Duterte’s Focus on Online Gaming Shakes Operators
Philippines president Rodrigo Duterte’s latest crackdown has turned its focus to the online gaming industry, with Philippine Amusement & Gaming Corp. (PAGCOR), the state regulatory agency, also counted among the chief organizations concerned over the future of online gaming in the country.
In light of recent developments, the agency has decided to abandon its gaming operations and focus on regulation. Gaming analyst at Maybank ATR Kim Eng., Rommel Rodrigo, reported “PAGCOR’s move to sell its gaming operations and stay as regulator is a step in the right direction as this will take away potential conflicts of interest…The government will get the highest value if these casinos are sold as one rather than if the assets are sold separately. Bundled as one, these casinos will give buyers a massive advantage.”
The future is uncertain for now, but what is known is that the president has already begun to shut down gaming operations within the Philippines. Shares of operators with establishments in the region witnessed their stock prices plummeting after the president’s announcement to commit to closures, with PhilWeb Corp. and Leisure & Resorts World Corp. among the hardest hit.
PhilWeb has been denied gaming license to operate as well as Leisure & Resorts, whose online bingo operations may also be denied a license renewal.
PhilWeb chairman Roberto Ongpin received the lion’s share of Duterte’s wrath, who was singled-out as an “Oligarch” and according to the president “benefited while the poor suffered.” Additionally, Ongpin was denied an offer to give 49 percent of PhilWeb operations to the state agency, PAGCOR, late last year.

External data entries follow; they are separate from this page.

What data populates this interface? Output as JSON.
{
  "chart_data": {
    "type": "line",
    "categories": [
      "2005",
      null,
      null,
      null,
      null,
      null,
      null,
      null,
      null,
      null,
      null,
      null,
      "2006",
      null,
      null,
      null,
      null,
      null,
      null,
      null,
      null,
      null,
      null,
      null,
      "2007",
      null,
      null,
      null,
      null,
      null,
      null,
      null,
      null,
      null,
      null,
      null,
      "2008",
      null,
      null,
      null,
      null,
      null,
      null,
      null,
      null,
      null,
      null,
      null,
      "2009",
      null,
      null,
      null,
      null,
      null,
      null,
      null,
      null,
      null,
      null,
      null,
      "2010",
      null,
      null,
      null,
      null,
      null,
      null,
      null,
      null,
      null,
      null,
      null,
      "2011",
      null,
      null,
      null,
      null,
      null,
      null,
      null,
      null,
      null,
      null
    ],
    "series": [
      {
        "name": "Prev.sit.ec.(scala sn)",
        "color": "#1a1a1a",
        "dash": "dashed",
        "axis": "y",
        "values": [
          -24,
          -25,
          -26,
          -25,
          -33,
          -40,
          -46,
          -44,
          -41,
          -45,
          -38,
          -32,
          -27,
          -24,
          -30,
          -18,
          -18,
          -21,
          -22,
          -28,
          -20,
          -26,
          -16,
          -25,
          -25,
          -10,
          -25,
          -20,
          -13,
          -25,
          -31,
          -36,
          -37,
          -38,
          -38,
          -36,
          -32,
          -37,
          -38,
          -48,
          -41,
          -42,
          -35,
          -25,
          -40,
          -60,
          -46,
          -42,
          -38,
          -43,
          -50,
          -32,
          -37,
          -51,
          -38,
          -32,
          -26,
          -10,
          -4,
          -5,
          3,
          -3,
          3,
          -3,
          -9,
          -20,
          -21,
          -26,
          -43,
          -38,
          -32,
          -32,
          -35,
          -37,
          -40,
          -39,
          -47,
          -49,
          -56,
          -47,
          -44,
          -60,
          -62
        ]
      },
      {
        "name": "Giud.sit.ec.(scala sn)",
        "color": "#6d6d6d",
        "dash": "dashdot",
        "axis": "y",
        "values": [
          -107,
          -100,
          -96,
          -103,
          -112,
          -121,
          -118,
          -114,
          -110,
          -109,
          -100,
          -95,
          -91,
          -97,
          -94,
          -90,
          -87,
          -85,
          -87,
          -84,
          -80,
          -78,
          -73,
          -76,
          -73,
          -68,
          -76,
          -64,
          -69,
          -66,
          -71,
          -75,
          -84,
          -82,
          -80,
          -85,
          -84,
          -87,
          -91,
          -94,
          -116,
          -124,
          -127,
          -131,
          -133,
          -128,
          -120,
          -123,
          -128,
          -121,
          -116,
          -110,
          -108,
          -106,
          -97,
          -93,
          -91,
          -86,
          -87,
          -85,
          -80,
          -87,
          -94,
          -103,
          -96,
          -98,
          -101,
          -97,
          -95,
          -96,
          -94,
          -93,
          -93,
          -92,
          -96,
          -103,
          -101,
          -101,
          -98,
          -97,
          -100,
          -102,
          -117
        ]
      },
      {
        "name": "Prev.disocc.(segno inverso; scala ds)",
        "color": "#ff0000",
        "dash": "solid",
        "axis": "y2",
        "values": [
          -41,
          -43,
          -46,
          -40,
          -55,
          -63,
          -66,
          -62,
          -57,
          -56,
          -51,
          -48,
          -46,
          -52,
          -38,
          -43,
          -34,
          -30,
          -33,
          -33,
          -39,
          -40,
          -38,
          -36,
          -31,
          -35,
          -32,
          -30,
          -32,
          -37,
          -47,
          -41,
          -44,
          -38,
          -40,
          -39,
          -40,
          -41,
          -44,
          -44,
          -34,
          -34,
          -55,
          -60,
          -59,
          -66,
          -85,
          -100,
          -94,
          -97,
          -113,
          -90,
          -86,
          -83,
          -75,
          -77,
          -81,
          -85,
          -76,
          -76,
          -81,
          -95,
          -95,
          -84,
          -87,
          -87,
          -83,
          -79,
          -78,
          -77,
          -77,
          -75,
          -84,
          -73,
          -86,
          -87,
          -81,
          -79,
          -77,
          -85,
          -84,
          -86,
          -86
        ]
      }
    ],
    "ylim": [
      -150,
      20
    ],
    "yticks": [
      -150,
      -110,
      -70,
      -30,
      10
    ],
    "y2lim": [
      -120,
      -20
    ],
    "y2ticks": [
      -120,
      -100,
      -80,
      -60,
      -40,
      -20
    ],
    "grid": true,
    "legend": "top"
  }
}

In the wake of crackdowns gaming operators and regulators seek to erect an offshore platform for the industry in an effort to appease the president’s demands and maintain a dependable revenue stream. If all goes well for PAGCOR the platform could help recoup the 10 billion pesos, or $216 million, the agency is expected to lose following the closures.
Duterte has since backtracked a bit, softening his hard-line on gaming, provided that all the participating bodies pay appropriate taxes and comply with all required regulation. Licenses are being considered for foreign operators under newly drafted regulations, while dozens of domestic operators will likely be pushed to close their doors. PAGCOR head Andrea Domingo offered comment, “With the strong and repeated pronouncement of the president, there is no choice,” while in regard to the agency’s continued operations, she had this to say, “It’s 100 percent money. This is going to augment our revenue without breaking any of the pronouncements of the president not to have Filipinos get into the gaming habit.”
Fees are expected to rise sharply for operators according to PAGCOR’s Domingo, who outlined several tentative dues the agency is considering, including a one-time $200,000 payment for an online gaming license to operate in the Philippines, a fee of $10,000 per table each month and $100 per slot machine. Licensees may also be required to put up a $250,000 cash bond.